The default position of most punters, regarding bookmakers, is to beware Greeks bearing gifts. On the other hand, another familiar axiom urges them not to look a gift horse in the mouth, and it is hard to see what not to like about Paddy Power's offer to refund bets on the first race of the Festival if it is won by Cue Card. That gives you every incentive to take on the favourite, as you will only pay if you do so with the wrong one.
Cue Card arguably sets a fair standard in the Stan James Supreme Novices' Hurdle, even if you take his defeat by Menorah here in December at face value. But connections seem confident that he was not at his best that day, and he certainly produced a rather tame finish after travelling strongly as usual. That remains the only defeat of his career, and he was devastating in the bumper here last year. Conceivably he will prove better over longer distances, like so many graduates of that race, but speed does seem to be his forte.
At the relative odds, however, it is difficult to resist persevering with Zaidpour (1.30). He exuded authentic champion quality in his first two starts, and had evidently been doing the same at home for Willie Mullins, but has since been turned over twice at Leopardstown. While it was easy to pardon his defeat at the Christmas meeting, just a fortnight after a runaway win at Fairyhouse, there was no obvious excuse last time.

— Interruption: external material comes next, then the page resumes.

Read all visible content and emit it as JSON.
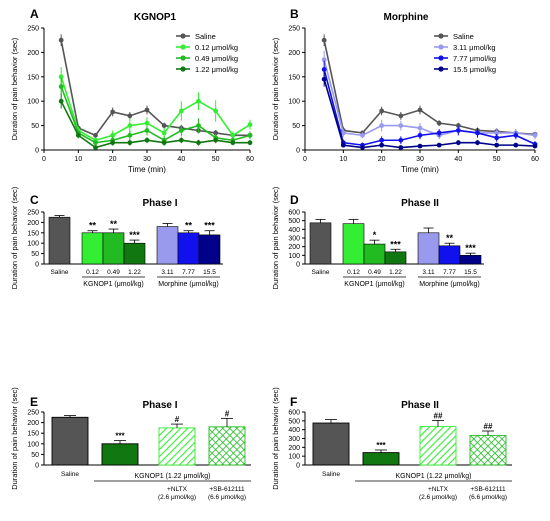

He did just leave the impression, however, that he managed second only by hanging tough in horrible ground, and it may well be that the class he showed on the Flat will only really shine through now that he gets spring ground. A strong gallop in these conditions could set things up for his finishing kick ideally.
Mullins, incidentally, looks a good bet at 4-1 with William Hill to be the week's top trainer. After Zaidpour, he saddles Hurricane Fly (3.20) with outstanding prospects in the big one, and the unprecedented depth of his team ensures an interest in many races to come. Later today, for instance, he saddles the meeting's hottest favourite as Quevega seeks to win the David Nicholson Mares' Hurdle for the third time running.

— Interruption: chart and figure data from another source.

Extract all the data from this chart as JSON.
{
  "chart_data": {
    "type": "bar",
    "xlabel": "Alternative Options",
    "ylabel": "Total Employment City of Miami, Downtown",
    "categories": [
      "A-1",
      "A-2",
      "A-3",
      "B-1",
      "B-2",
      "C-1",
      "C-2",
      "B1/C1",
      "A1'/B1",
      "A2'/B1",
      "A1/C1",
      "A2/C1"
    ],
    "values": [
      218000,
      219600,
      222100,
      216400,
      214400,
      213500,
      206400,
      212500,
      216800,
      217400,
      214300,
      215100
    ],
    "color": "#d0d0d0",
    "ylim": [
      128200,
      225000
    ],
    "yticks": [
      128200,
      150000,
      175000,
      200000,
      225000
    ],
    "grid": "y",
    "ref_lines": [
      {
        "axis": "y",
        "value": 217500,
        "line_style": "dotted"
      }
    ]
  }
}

Even the astonishing improvement of Sparky May leaves her plenty to find with Quevega, who confirmed her calibre after each of her previous wins here by excelling against males at the Punchestown Festival. Once again, Mullins has audaciously kept her fresh for this, and if you have similar nerves you will settle even for a shade of odds-on about Quevega (4.40).
The Irish return with another tried-and-trusted Festival operator in the Glenfarclas Cross-Country Chase. This is much the most frivolous event of the week but yields a pretty serious bet in Garde Champetre (4.0 next best) at 5-1 in places. This horse would know his way round here blindfold, never mind with the privilege of having the magnificent Nina Carberry to steer him instead. Yes, he is now 12, but the way this course tends to be negotiated notoriously allows the veterans to conserve their energies for the final sprint. So far as it is relevant, he is on a very fair mark, 4lb lower than when arguably unlucky not to win again last year. The only note of caution is prompted by the sudden appearance of a tongue-tie.
The Irish Independent Arkle Trophy does not seem to have gathered a vintage crop of novices, and it is devilishly difficult choosing between them. The reputation of Captain Chris, who made an 11th-hour switch to risk this drop in distance, has seemed to grow with each defeat but he is at least entitled to improve on this ground. He needs to do so, of course, to reverse midwinter form with Ghizao and Medermit, but preference is for Finian's Rainbow (2.05). He has had this race written all over him since just being caught out by the extra distance over hurdles here last year, having travelled superbly through the race.
The remaining races on the card are both handicaps, and as such predictably competitive. Tullamore Dew has solid prospects in the last, but Paul Nicholls has a formidable hand here with Definity and American Trilogy (5.15). The latter is preferred at the prices, now that he finally returns to a left-handed track.
But the best value of the day is perhaps Wolf Moon (2.40 nap) in the Stewart Family Spinal Research Chase. Though out of the handicap, he remains well treated on his hurdles form and shared his stable's overall revival when winning his first chase at Catterick last time. Wolf Moon's earlier experiments over fences can be forgotten, unlike his love affair with this course last season, when he briefly threatened to beat Time For Rupert himself on one occasion.
During the Festival, top Flat trainers will give their views from the other side of the fence on jump racing's showcase occasion. Totesport is providing a free £100 stake for them, with any winnings going to their chosen charity.
Menorah in the Champion Hurdle. He travels well, jumps for fun and likes the track – his last three wins have been there – and I feel the ground will be in his favour.
In the Cross Country Chase, L'Ami has experience over the course and has the class to win if he copes with the idiosyncrasies of the race – and the jockey goes the right way!